A senior ministry official, who asked not to be identified so as to speak openly, confirmed that Martin Lockheed was withdrawing the team because of repeated rocket attacks on the base. He said that efforts to persuade the company to stay had failed.
“We asked them to delay the decision,” the official said. “They told us, ‘We will leave for two or three months, and when you provide protection we will return to Iraq.’”
“Unfortunately, the departure will affect the operation of the F-16s,” he said.
Iraqi officials say they are continuing talks with Iran-backed militias to try to persuade them to halt the attacks on Balad as well as other U.S. targets in central Iraq and the Kurdistan Region. Some of the attacks are believed to have been carried out by proxies of the main groups, which have denied responsibility.
The F-16s were purchased in 2011, following the withdrawal of U.S. combat forces from the country. At the time, the multibillion-dollar deal was heralded as opening a new era of U.S.-Iraqi security cooperation and Iraqi security self-sufficiency.
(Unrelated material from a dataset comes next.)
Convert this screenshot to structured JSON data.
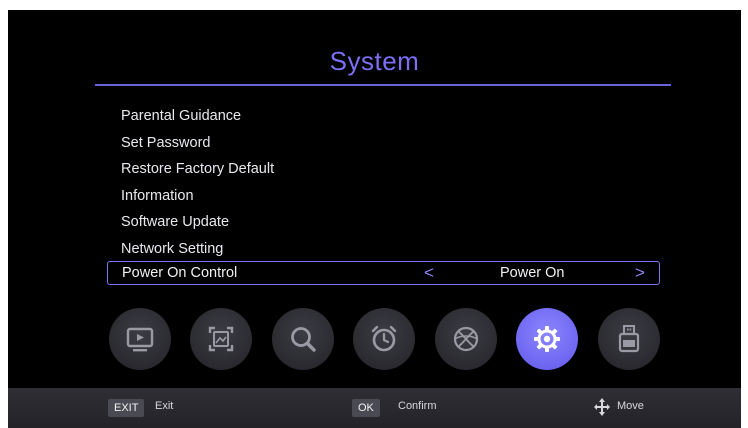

Lockheed Martin withdrew personnel from Balad temporarily last year after tensions rose with Iran following an American drone strike in Baghdad that killed a prominent Iranian commander, Maj. Gen. Qasim Soleimani, and a senior Iraqi security official at Baghdad International Airport.
Those tensions threatened to flare again last week after a detailed Yahoo News report about the drone strike, which said it was carried out by U.S. operatives with the help of Israeli intelligence and the participation of Kurdish counterterrorism forces. The government of Iraq’s Kurdistan Region has denied that its forces participated.
Iran-backed militias are also believed to be responsible for the continued assassinations of Iraqi human rights activists, many of them in oil-rich southern Iraq. Demonstrators set fire to trailers and tires near the Iranian consulate in Karbala on Sunday after Ihab al-Wazni, a protest leader and anti-corruption campaigner, was shot in the head. Few of the dozens of assassinations have led to criminal charges.
The Iraqi prime minister, in an interview recorded Saturday with several Iraqi television channels, said Iraq was trying to persuade the remaining U.S. companies that their employees would be safe, and acknowledged the F-16 program had been problematic.
“The lack of experts to maintain aircraft according to the agreement signed with the American companies when buying them is a problem,” he said. “Some of these companies withdrew from Iraq due to irrational actions and the missile attack on Balad Air Base.”
It was not clear whether Mr. Kadhimi was referring to the latest rocket attack on May 3, targeting the Balad compound of another U.S. military contractor, Sallyport. No casualties were reported in that attack, but local employees of some Iraqi contractors have been killed and wounded.
Iraq was forced to ground most of its F-16s last year because of poor maintenance, caused partly by a previous withdrawal of Lockheed Martin crews.
An investigation by Iraq Oil Report found that because of the maintenance problems, Iraqi pilots were not able to log enough flying hours to remain qualified. It also reported widespread corruption at the Iraqi-run base, including the embezzlement of jet fuel and the fabrication of waivers for substandard parts used in repairs on the F-16s.